On Sunday, J&K Chief Minister Mehbooba Mufti and the pro-Azadi groups squared up for a face off over separate colonies for Kashmiri Pandits. While Mehbooba visited Kheerbhawani temple to join Kashmir Pandits for the annual religious event, separatists held a joint seminar in Srinagar to reiterate their opposition to the Governments plans to create exclusive Kashmiri Pandit settlements. The Government had earlier denied permission to the Azadi camp to hold a joint event. So, the last minute acquiescence to the seminar came as an afterthought and so a surprise to the people in valley. Though positioning itself as a staunch advocate of the battle of ideas in opposition, PDP in opposition has fulfilled the promise in breach. Permitting the separatist seminar was, thus, a welcome departure from this policy. The analysts interpreted it in terms of Mehboobas political compulsions and the need to play it safe in view of the ongoing bye-election in Anantnag where CM is contesting to get elected to the Assembly after giving up her parliament seat to return to the state. In political terms it balanced the CMs wooing of the Pandits and the separatists giving vent to the Muslim anxiety over the apprehended designs to change Valleys demography. Mehbooba could thus send two disparate signals to two divergent constituencies and both ostensibly to her political advantage.

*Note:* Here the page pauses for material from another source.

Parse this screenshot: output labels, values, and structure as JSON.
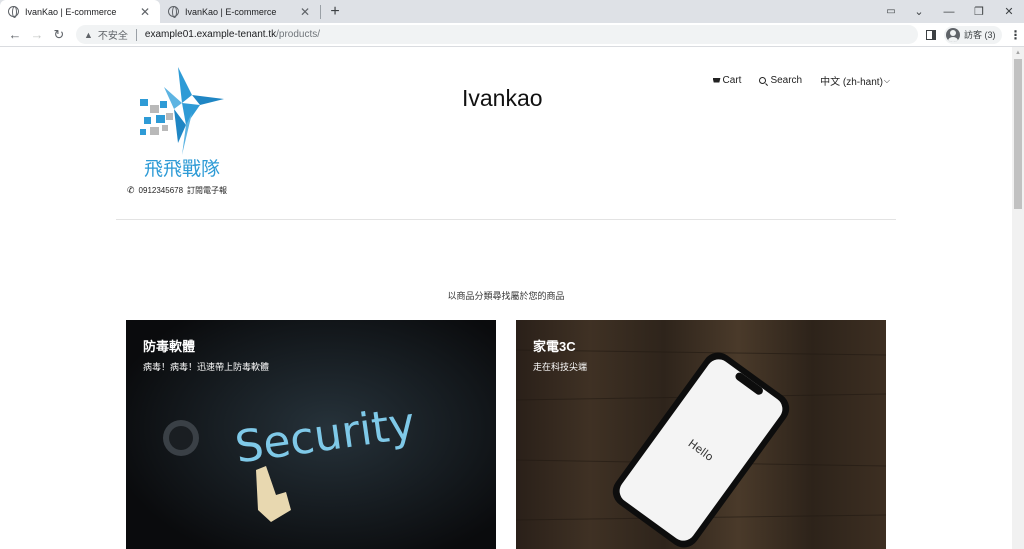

At Kheerbhawani, the CM told visiting Pandit pilgrims about her governments plans to bring the community back to Valley. She said she was working on creating a conducive environment for the communitys return. Kashmiri Pandits, she said, have been an important part of the brotherhood in Kashmir and that Kashmir was incomplete without them. We will provide the community the alternate transit accommodation, and as and when they feel like going back and permanently settling at their native places, they should go of their own choice and not by force, she said.
In a statement that could be interpreted in controversial terms, Mehbooba at Kheerbhawani assured the Pandits that the government will not force them to return to their old places in Kashmir as it appreciated the communitys security concerns.
In Srinagar at Hyderpora, the chairmen of the two Hurriyat factions Syed Ali Shah Geelani and the Molvi Umar Farooq spoke about their determination to resist any attempt to create separate Pandit colonies or a colony for ex-servicemen. In a first, the Azadi camp barred the Timesnow and News X from covering the programme as the channels didnt report truth on Kashmir. JKLF supremo Yasin Malik who over the past month has made strenuous efforts to unite the separatist groups against the alleged demographic change could not attend the event due to his arrest a day before.
Both Geelani and Mirwaiz urged people to be ready to resist conspiracies which are designed to change the demography of Kashmir. They counselled caution about Indias plans to settle non-locals in the state, calling upon youth to be united and adhere to their program to foil proposals of India and its collaborators to turn Muslim majority Kashmir into minority.
Mehbooba, on the contrary, has made no boons about setting up transit accommodations for returning Pandits. The issue, however, remains very sensitive and has the potential to tip the Valley into a fresh turmoil. Government has hardly helped its cause by speaking in ambiguous terms on the subject which has only fanned fresh suspicions among people. Rather than making Pandit resettlement in Valley a state sponsored affair, the government must encourage discussion, debate and dialogue on the issue. Solution should evolve from people rather than be forced by the coercive might of the state.